“If God is all-knowing, He must know the outcome of everything—so why bother going through the process?”
Ed: GOD HAS A PURPOSE, which is to fill the earth with His glory (Habakkuk 2:14). That purpose involves you and me (if we want it), glorified and immortal when Jesus Christ returns to establish God’s Kingdom: ‘When Christ who is your life appears, then you also will appear with him in glory’ (Colossians 3:4). There are those who will respond faithfully and be part of that glorious future, and those who won’t (see for example Matthew 25:31–46).
God knows everything: ‘O Lord, you have searched me and known me! You know when I sit down and when I rise up’ (Psalm 139:1–2).

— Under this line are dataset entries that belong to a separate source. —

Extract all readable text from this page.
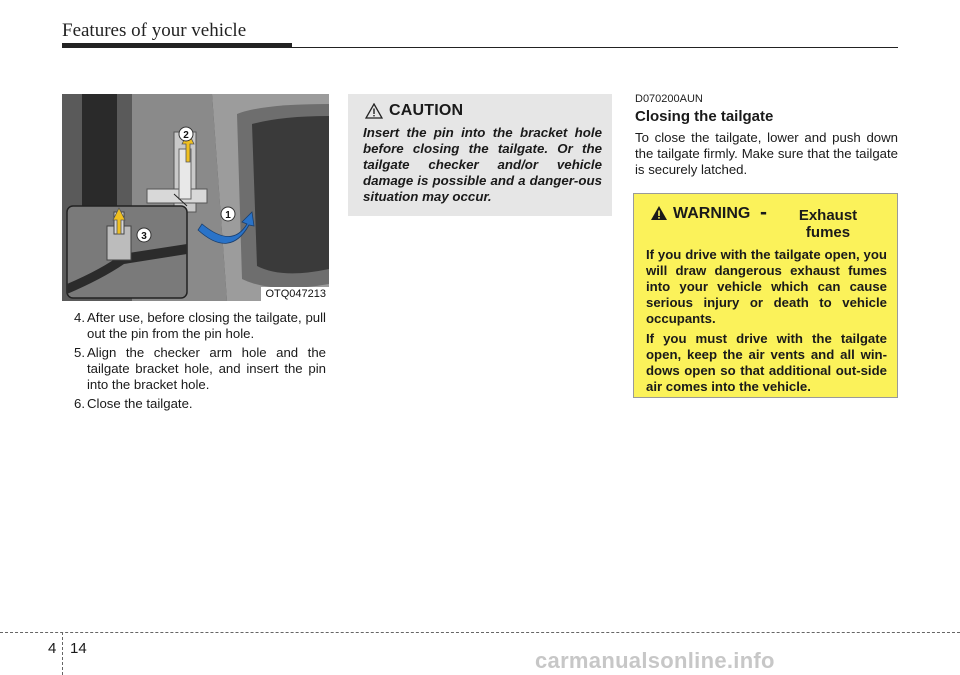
Features of your vehicle
2
1
3
OTQ047213
4. After use, before closing the tailgate, pull out the pin from the pin hole.
5. Align the checker arm hole and the tailgate bracket hole, and insert the pin into the bracket hole.
6. Close the tailgate.
CAUTION
Insert the pin into the bracket hole before closing the tailgate. Or the tailgate checker and/or vehicle damage is possible and a danger-ous situation may occur.
D070200AUN
Closing the tailgate
To close the tailgate, lower and push down the tailgate firmly. Make sure that the tailgate is securely latched.
WARNING -	Exhaust fumes
If you drive with the tailgate open, you will draw dangerous exhaust fumes into your vehicle which can cause serious injury or death to vehicle occupants.
If you must drive with the tailgate open, keep the air vents and all win-dows open so that additional out-side air comes into the vehicle.
4 14	carmanualsonline.info
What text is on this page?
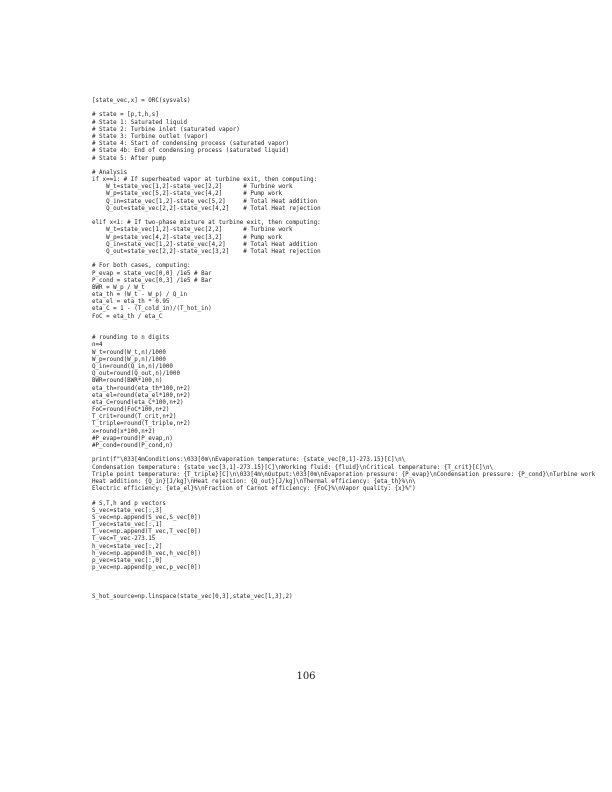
[state_vec,x] = ORC(sysvals)

# state = [p,t,h,s]
# State 1: Saturated liquid
# State 2: Turbine inlet (saturated vapor)
# State 3: Turbine outlet (vapor)
# State 4: Start of condensing process (saturated vapor)
# State 4b: End of condensing process (saturated liquid)
# State 5: After pump

# Analysis
if x==1: # If superheated vapor at turbine exit, then computing:
W_t=state_vec[1,2]-state_vec[2,2]      # Turbine work
W_p=state_vec[5,2]-state_vec[4,2]      # Pump work
Q_in=state_vec[1,2]-state_vec[5,2]     # Total Heat addition
Q_out=state_vec[2,2]-state_vec[4,2]    # Total Heat rejection

elif x<1: # If two-phase mixture at turbine exit, then computing:
W_t=state_vec[1,2]-state_vec[2,2]      # Turbine work
W_p=state_vec[4,2]-state_vec[3,2]      # Pump work
Q_in=state_vec[1,2]-state_vec[4,2]     # Total Heat addition
Q_out=state_vec[2,2]-state_vec[3,2]    # Total Heat rejection

# For both cases, computing:
P_evap = state_vec[0,0] /1e5 # Bar
P_cond = state_vec[0,3] /1e5 # Bar
BWR = W_p / W_t
eta_th = (W_t - W_p) / Q_in
eta_el = eta_th * 0.95
eta_C = 1 - (T_cold_in)/(T_hot_in)
FoC = eta_th / eta_C

# rounding to n digits
n=4
W_t=round(W_t,n)/1000
W_p=round(W_p,n)/1000
Q_in=round(Q_in,n)/1000
Q_out=round(Q_out,n)/1000
BWR=round(BWR*100,n)
eta_th=round(eta_th*100,n+2)
eta_el=round(eta_el*100,n+2)
eta_C=round(eta_C*100,n+2)
FoC=round(FoC*100,n+2)
T_crit=round(T_crit,n+2)
T_triple=round(T_triple,n+2)
x=round(x*100,n+2)
#P_evap=round(P_evap,n)
#P_cond=round(P_cond,n)

print(f"\033[4mConditions:\033[0m\nEvaporation temperature: {state_vec[0,1]-273.15}[C]\n\
Condensation temperature: {state_vec[3,1]-273.15}[C]\nWorking fluid: {fluid}\nCritical temperature: {T_crit}[C]\n\
Triple point temperature: {T_triple}[C]\n\033[4m\nOutput:\033[0m\nEvaporation pressure: {P_evap}\nCondensation pressure: {P_cond}\nTurbine work
Heat addition: {Q_in}[J/kg]\nHeat rejection: {Q_out}[J/kg]\nThermal efficiency: {eta_th}%\n\
Electric efficiency: {eta_el}%\nFraction of Carnot efficiency: {FoC}%\nVapor quality: {x}%")

# S,T,h and p vectors
S_vec=state_vec[:,3]
S_vec=np.append(S_vec,S_vec[0])
T_vec=state_vec[:,1]
T_vec=np.append(T_vec,T_vec[0])
T_vec=T_vec-273.15
h_vec=state_vec[:,2]
h_vec=np.append(h_vec,h_vec[0])
p_vec=state_vec[:,0]
p_vec=np.append(p_vec,p_vec[0])

S_hot_source=np.linspace(state_vec[0,3],state_vec[1,3],2)
106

He knows the future: ‘I am God, and there is none like me, declaring the end from the beginning and from ancient times things not yet done’ (Isaiah 46:9–10).
So it’s a good question—why did God embark on the massive multi-billion- person six-thousand-year process that is the history of the world, with all its suffering and confusion and tragedy, when He knew from the beginning exactly what the outcome will be and exactly who will be there? He could have cut out the painful part, and created the world and us perfect.
The short answer is, because it’s His prerogative to do what He wants—‘he does according to his will among the host of heaven and among the inhabitants of the earth; and none can stay his hand or say to him, “What have you done?”’ (Daniel 4:35).
If we want to explore the question further, this might be an answer: God wants to share the joy of eternity with people who have had the opportunity to demonstrate that they want it. That’s why He gave us free will. He could have made everything perfect at the start, and made us unable to do wrong, and made our lives easy. But instead He gave us free will, and put us in a difficult and dangerous world where we’ll be tested. This is what the Apostle Peter wrote to fellow Christians in the First Century who were undergoing persecution for their faith:
In this you rejoice, though now for a little while, if necessary, you have been grieved by various trials, so that the tested genuineness of your faith—more precious than gold that perishes though it is tested by fire—may be found to result in praise and glory and honour at the revelation of Jesus Christ (1 Peter 1:6–7).
The reason God is putting us through the process is because He is preparing us for praise, glory and honour in His Kingdom.